The past few months have seen some great new sites and webapps arrive to help you get more out of Spotify. Sites like SpNotify and Gigero offer unique features and free services you won’t find anywhere else. Here’s a look at three more of my favourite new Spotify-themed sites.
The wonderfully-named Stalkify is a mash-up site that can stream whatever a Last.fm user is listening to in real-time. All you do is enter a Last.fm user name (a friend, a band, a random) then Stalkify returns a page with options to listen in live, listen to the user’s all-time favourites, or listen to their top tracks from past seven days, 3 months, 6 months or from the past year. Click a link for Stalkify to automatically open Spotify and populate it with a custom playlist. You can then start listening or hit the subscribe link to save the playlist. The live playlist option is especially cool: as the user you’re “stalking” listens to music (and note it doesn’t matter whether they use Spotify or not), new tracks are automatically added to the bottom of the playlist (provided they’re available in Spotify of course).

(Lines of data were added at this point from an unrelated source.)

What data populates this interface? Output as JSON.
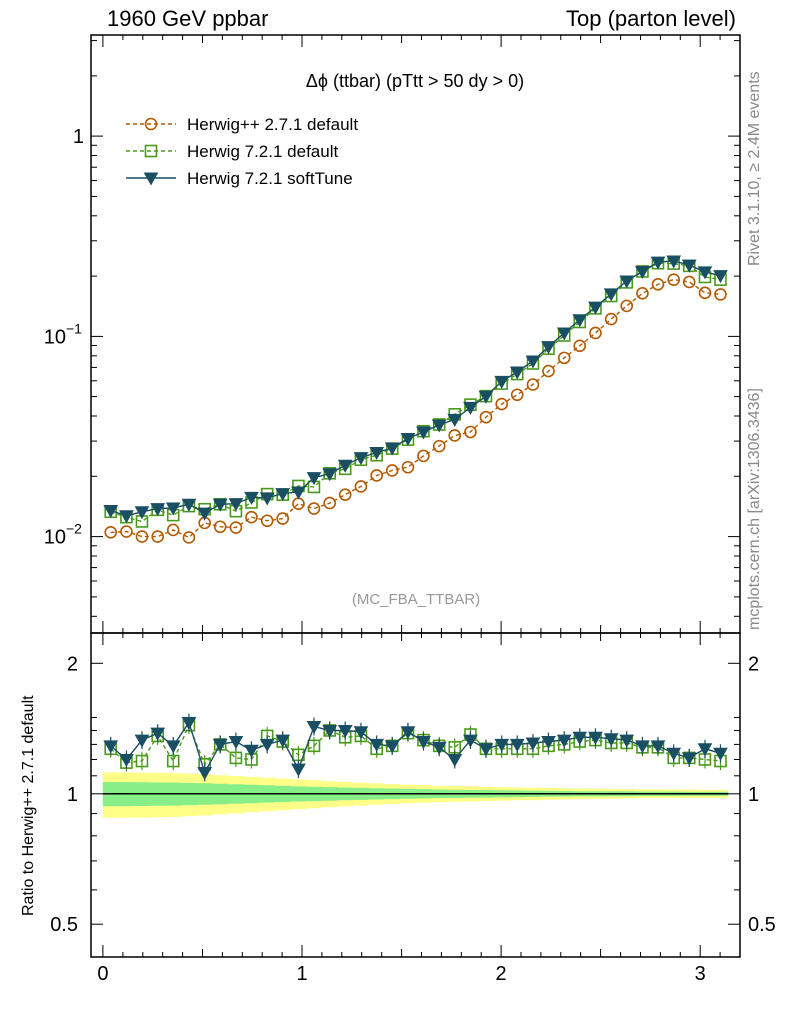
{
  "header": {
    "left": "1960 GeV ppbar",
    "right": "Top (parton level)"
  },
  "side": {
    "rivet": "Rivet 3.1.10, ≥ 2.4M events",
    "mcplots": "mcplots.cern.ch [arXiv:1306.3436]"
  },
  "chart_data": [
    {
      "type": "line",
      "panel": "main",
      "title": "Δϕ (ttbar) (pTtt > 50 dy > 0)",
      "watermark": "(MC_FBA_TTBAR)",
      "yscale": "log",
      "xlim": [
        -0.06,
        3.2
      ],
      "ylim": [
        0.0033,
        3.2
      ],
      "ytick_labels": [
        {
          "value": 1,
          "base": "1",
          "exp": ""
        },
        {
          "value": 0.1,
          "base": "10",
          "exp": "−1"
        },
        {
          "value": 0.01,
          "base": "10",
          "exp": "−2"
        }
      ],
      "x": [
        0.039,
        0.118,
        0.196,
        0.275,
        0.353,
        0.432,
        0.511,
        0.589,
        0.668,
        0.746,
        0.825,
        0.903,
        0.982,
        1.06,
        1.139,
        1.217,
        1.296,
        1.375,
        1.453,
        1.532,
        1.61,
        1.689,
        1.767,
        1.846,
        1.924,
        2.003,
        2.081,
        2.16,
        2.238,
        2.317,
        2.395,
        2.474,
        2.553,
        2.631,
        2.71,
        2.788,
        2.867,
        2.945,
        3.024,
        3.102
      ],
      "series": [
        {
          "name": "Herwig++ 2.7.1 default",
          "color": "#b35900",
          "marker": "circle-open",
          "linestyle": "dashed",
          "values": [
            0.0105,
            0.0106,
            0.01,
            0.01,
            0.0108,
            0.0099,
            0.0117,
            0.0112,
            0.0111,
            0.0125,
            0.012,
            0.0123,
            0.0146,
            0.0138,
            0.0147,
            0.0162,
            0.0178,
            0.0202,
            0.0214,
            0.0222,
            0.0253,
            0.0283,
            0.032,
            0.0333,
            0.0395,
            0.0459,
            0.0511,
            0.0575,
            0.0671,
            0.0781,
            0.0897,
            0.104,
            0.122,
            0.142,
            0.164,
            0.182,
            0.192,
            0.187,
            0.165,
            0.162
          ]
        },
        {
          "name": "Herwig 7.2.1 default",
          "color": "#4a9a1a",
          "marker": "square-open",
          "linestyle": "dashed",
          "values": [
            0.0133,
            0.0125,
            0.0119,
            0.0136,
            0.0128,
            0.0142,
            0.0137,
            0.0145,
            0.0134,
            0.0148,
            0.0163,
            0.0162,
            0.0179,
            0.0177,
            0.0207,
            0.0218,
            0.0242,
            0.0255,
            0.0275,
            0.0305,
            0.0336,
            0.0363,
            0.0408,
            0.0456,
            0.0503,
            0.0581,
            0.0648,
            0.0732,
            0.0868,
            0.101,
            0.118,
            0.138,
            0.159,
            0.186,
            0.211,
            0.232,
            0.231,
            0.225,
            0.198,
            0.192
          ]
        },
        {
          "name": "Herwig 7.2.1 softTune",
          "color": "#1a4f63",
          "marker": "triangle-down",
          "linestyle": "solid",
          "values": [
            0.0135,
            0.0127,
            0.0133,
            0.0138,
            0.0139,
            0.0145,
            0.0131,
            0.0145,
            0.0146,
            0.0157,
            0.0156,
            0.0164,
            0.0167,
            0.0197,
            0.0206,
            0.0227,
            0.0248,
            0.0263,
            0.0277,
            0.0309,
            0.0333,
            0.0361,
            0.0385,
            0.0442,
            0.0502,
            0.0596,
            0.0664,
            0.0753,
            0.0889,
            0.104,
            0.121,
            0.14,
            0.163,
            0.189,
            0.211,
            0.235,
            0.238,
            0.227,
            0.21,
            0.201
          ]
        }
      ]
    },
    {
      "type": "line",
      "panel": "ratio",
      "ylabel": "Ratio to Herwig++ 2.7.1 default",
      "yscale": "log",
      "xlim": [
        -0.06,
        3.2
      ],
      "ylim": [
        0.42,
        2.35
      ],
      "ytick_labels": [
        {
          "value": 2,
          "label": "2"
        },
        {
          "value": 1,
          "label": "1"
        },
        {
          "value": 0.5,
          "label": "0.5"
        }
      ],
      "xtick_labels": [
        {
          "value": 0,
          "label": "0"
        },
        {
          "value": 1,
          "label": "1"
        },
        {
          "value": 2,
          "label": "2"
        },
        {
          "value": 3,
          "label": "3"
        }
      ],
      "band_inner": [
        0.064,
        0.064,
        0.063,
        0.062,
        0.061,
        0.059,
        0.057,
        0.055,
        0.052,
        0.049,
        0.046,
        0.043,
        0.04,
        0.038,
        0.036,
        0.034,
        0.032,
        0.03,
        0.028,
        0.026,
        0.025,
        0.023,
        0.022,
        0.021,
        0.02,
        0.019,
        0.018,
        0.017,
        0.016,
        0.015,
        0.014,
        0.014,
        0.013,
        0.013,
        0.012,
        0.012,
        0.012,
        0.011,
        0.011,
        0.011
      ],
      "band_outer": [
        0.12,
        0.12,
        0.119,
        0.118,
        0.116,
        0.113,
        0.109,
        0.104,
        0.099,
        0.094,
        0.089,
        0.084,
        0.079,
        0.074,
        0.069,
        0.065,
        0.061,
        0.057,
        0.053,
        0.05,
        0.047,
        0.044,
        0.042,
        0.04,
        0.038,
        0.036,
        0.034,
        0.033,
        0.031,
        0.03,
        0.028,
        0.027,
        0.026,
        0.025,
        0.024,
        0.024,
        0.023,
        0.023,
        0.022,
        0.022
      ],
      "series": [
        {
          "name": "Herwig 7.2.1 default",
          "color": "#4a9a1a",
          "marker": "square-open",
          "linestyle": "dashed",
          "values": [
            1.27,
            1.18,
            1.19,
            1.36,
            1.19,
            1.44,
            1.17,
            1.3,
            1.21,
            1.2,
            1.36,
            1.32,
            1.23,
            1.29,
            1.4,
            1.35,
            1.36,
            1.27,
            1.29,
            1.38,
            1.33,
            1.29,
            1.28,
            1.37,
            1.27,
            1.27,
            1.27,
            1.27,
            1.29,
            1.3,
            1.32,
            1.33,
            1.31,
            1.31,
            1.28,
            1.28,
            1.21,
            1.21,
            1.2,
            1.19
          ]
        },
        {
          "name": "Herwig 7.2.1 softTune",
          "color": "#1a4f63",
          "marker": "triangle-down",
          "linestyle": "solid",
          "values": [
            1.29,
            1.2,
            1.33,
            1.38,
            1.29,
            1.46,
            1.12,
            1.3,
            1.32,
            1.26,
            1.3,
            1.33,
            1.14,
            1.43,
            1.4,
            1.4,
            1.39,
            1.3,
            1.29,
            1.39,
            1.32,
            1.28,
            1.2,
            1.33,
            1.27,
            1.3,
            1.3,
            1.31,
            1.32,
            1.33,
            1.35,
            1.35,
            1.34,
            1.33,
            1.29,
            1.29,
            1.24,
            1.21,
            1.27,
            1.24
          ]
        }
      ]
    }
  ]
}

If you use Spotify I strongly recommend you set up a Last.fm account and enable scrobbling. What this does is take a note of every song you listen to in Spotify, iTunes, WinAmp, Windows Media Player etc.
Stalkify isn’t perfect: it sometimes gets stuck reading in a user’s tracks and the live update seems to be a bit hit-and-miss. But this clever app is an excellent showcase for what’s possible with Spotify’s programmer tools.
Spotirama is a blog from cabal, a blogger who confesses to having a “Nick-Hornbian obsession for lists and charts“. The blog specializes in making Spotify playlist versions of published lists. For example, the Guardian’s New Bands of the Day, the complete Now That’s What I Call Music series, and Pitchfork’s Top 100 Albums of the 70s. For each list, cabal posts an overview and a list of all the original tracks. He’ll also indicate which songs are currently missing from Spotify, striking them out in the list and giving the overall availability score. For example, the list “Gibson.com Top 50 Guitarists of All Time” scores 47 out of 50, 94%, about 3 hours.
I love the theme of this blog and it’s always interesting to see how many tracks are on Spotify for any given list.
Yoctomusic is a weekly guide to new releases on Spotify. Each post is in the form of a mini-newsletter, with a write-up on the week’s featured artist (the “Yoctomusic Choice“), a list of some select new releases, and a section with other recommended listens. The New Releases section includes album art thumbnails, a short description taken from a reputable source (such as The Guardian, The Music Fix, Sputnik Music) and a useful indication of the release’s genre. You can also subscribe to updates by email.
I’m always on the lookout for new music, so yoctomusic is instantly one of my go-to sites. It’s well-written, cleanly presented, and has already put me on to some great new sounds.